- Kifanya Location in Tanzania
- Coordinates: 9°32′48″S 35°07′21″E﻿ / ﻿9.5467030°S 35.1223956°E
- Country: Tanzania
- Region: Njombe Region
- District: Njombe Urban District

Population (2016)
- • Total: 9,302
- Time zone: UTC+3 (EAT)

= Kifanya =

Ward in Njombe, Tanzania

Kifanya is a town and ward in Njombe Urban District in the Njombe Region of the Tanzanian Southern Highlands.
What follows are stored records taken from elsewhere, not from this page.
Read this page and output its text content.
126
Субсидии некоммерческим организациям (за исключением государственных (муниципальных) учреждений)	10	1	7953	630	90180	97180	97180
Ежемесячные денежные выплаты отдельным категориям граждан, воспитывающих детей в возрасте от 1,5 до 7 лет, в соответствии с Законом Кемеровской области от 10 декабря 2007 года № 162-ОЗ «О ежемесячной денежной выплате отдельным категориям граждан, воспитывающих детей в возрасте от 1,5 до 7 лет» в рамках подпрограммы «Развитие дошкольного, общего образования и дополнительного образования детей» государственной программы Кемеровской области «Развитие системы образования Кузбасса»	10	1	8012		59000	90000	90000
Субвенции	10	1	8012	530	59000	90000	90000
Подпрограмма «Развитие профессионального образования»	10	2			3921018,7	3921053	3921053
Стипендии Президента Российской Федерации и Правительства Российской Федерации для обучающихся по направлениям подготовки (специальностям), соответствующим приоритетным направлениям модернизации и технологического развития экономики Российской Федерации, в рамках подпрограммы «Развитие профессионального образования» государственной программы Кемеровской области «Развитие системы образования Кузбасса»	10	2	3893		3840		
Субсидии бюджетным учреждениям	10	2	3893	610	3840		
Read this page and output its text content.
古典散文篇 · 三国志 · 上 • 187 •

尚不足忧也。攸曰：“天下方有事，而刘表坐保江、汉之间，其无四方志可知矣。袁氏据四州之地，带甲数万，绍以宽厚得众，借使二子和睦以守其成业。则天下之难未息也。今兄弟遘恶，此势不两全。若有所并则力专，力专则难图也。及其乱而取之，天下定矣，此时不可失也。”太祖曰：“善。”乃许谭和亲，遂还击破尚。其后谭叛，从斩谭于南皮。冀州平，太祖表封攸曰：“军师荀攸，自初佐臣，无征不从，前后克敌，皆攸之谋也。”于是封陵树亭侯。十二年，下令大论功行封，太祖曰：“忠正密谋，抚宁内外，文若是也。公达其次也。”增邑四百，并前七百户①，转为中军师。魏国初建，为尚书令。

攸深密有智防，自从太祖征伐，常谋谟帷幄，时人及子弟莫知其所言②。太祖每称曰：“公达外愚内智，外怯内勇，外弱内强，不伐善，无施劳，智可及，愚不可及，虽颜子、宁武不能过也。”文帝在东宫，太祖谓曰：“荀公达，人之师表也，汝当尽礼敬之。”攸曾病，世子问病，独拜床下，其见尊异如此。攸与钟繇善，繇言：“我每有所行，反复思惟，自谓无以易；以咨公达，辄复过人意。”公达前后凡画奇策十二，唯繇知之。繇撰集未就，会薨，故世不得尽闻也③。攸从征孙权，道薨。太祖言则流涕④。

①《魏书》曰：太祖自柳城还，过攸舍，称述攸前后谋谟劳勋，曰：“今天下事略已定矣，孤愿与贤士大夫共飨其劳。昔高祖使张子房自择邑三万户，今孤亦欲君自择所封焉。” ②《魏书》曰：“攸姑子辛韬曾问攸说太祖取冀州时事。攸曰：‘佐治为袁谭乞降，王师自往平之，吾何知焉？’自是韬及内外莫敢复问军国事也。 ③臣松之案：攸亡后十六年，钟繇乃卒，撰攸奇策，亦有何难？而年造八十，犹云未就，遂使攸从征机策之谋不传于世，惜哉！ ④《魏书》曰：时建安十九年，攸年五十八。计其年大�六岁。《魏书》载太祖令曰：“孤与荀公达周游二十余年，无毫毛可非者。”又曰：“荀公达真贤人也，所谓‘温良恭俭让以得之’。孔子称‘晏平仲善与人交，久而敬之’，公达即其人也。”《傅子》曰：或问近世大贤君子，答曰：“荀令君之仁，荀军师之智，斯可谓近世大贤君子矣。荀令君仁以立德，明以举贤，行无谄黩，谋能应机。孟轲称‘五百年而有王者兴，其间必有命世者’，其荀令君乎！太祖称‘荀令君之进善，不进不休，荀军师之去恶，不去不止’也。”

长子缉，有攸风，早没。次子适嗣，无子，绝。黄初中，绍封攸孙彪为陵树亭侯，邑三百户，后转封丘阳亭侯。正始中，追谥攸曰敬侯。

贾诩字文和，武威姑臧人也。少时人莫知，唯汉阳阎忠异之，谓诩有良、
As of 2022, the ward has four villages, namely Kifanya, Mikongo, Liwengi and Lilombwi, with a total population of 9011 and average people per household of 4.2(National bureau of statistics- Tanzania, March 2013). Main activities within the local area are agriculture and timber industry. The indigenous tribe of the locality is Bena tribe, therefore main languages spoken are bena and kiswahili(National language). If you visit Kifanya expect to hear names like: Mhule, Mgeni, Mwenda, Wandelage, Mayemba, Mtewele and so forth around because they constitute what is indignity of the locality.

The area is seeing what could be described as reasonable technological advancement and economic opening-up. The International telecom union report showed that the number of internet user in Tanzania increased from 3 in 2001 to 20 in 2020. The same progress is seen in the ward with the main usage being on social media(WhatsApp, Facebook and JamiiForum){ITU and world telecommunication ICT database, published 2021}. Main telecom companies that provide network services are VodaCom, tigo and halotel. More could be sought about how this rapidly escalating internet usage rate is of importance to Kifanya or Njombe residents in general.
Kifanya has one central tarmac road (Songea road) which is fed by several earth/gravel road(also see; Kifanya-Mikongo: old-Songea road), that are used as supply networks for timber industry. This industry is somehow affected and halted during rainy seasons due to bad conditions that rain sees them into. More about infrastructure, see Kifanya market center).

In 2016 the Tanzania National Bureau of Statistics report there were 9,302 people in the ward, from 9,011 in 2012.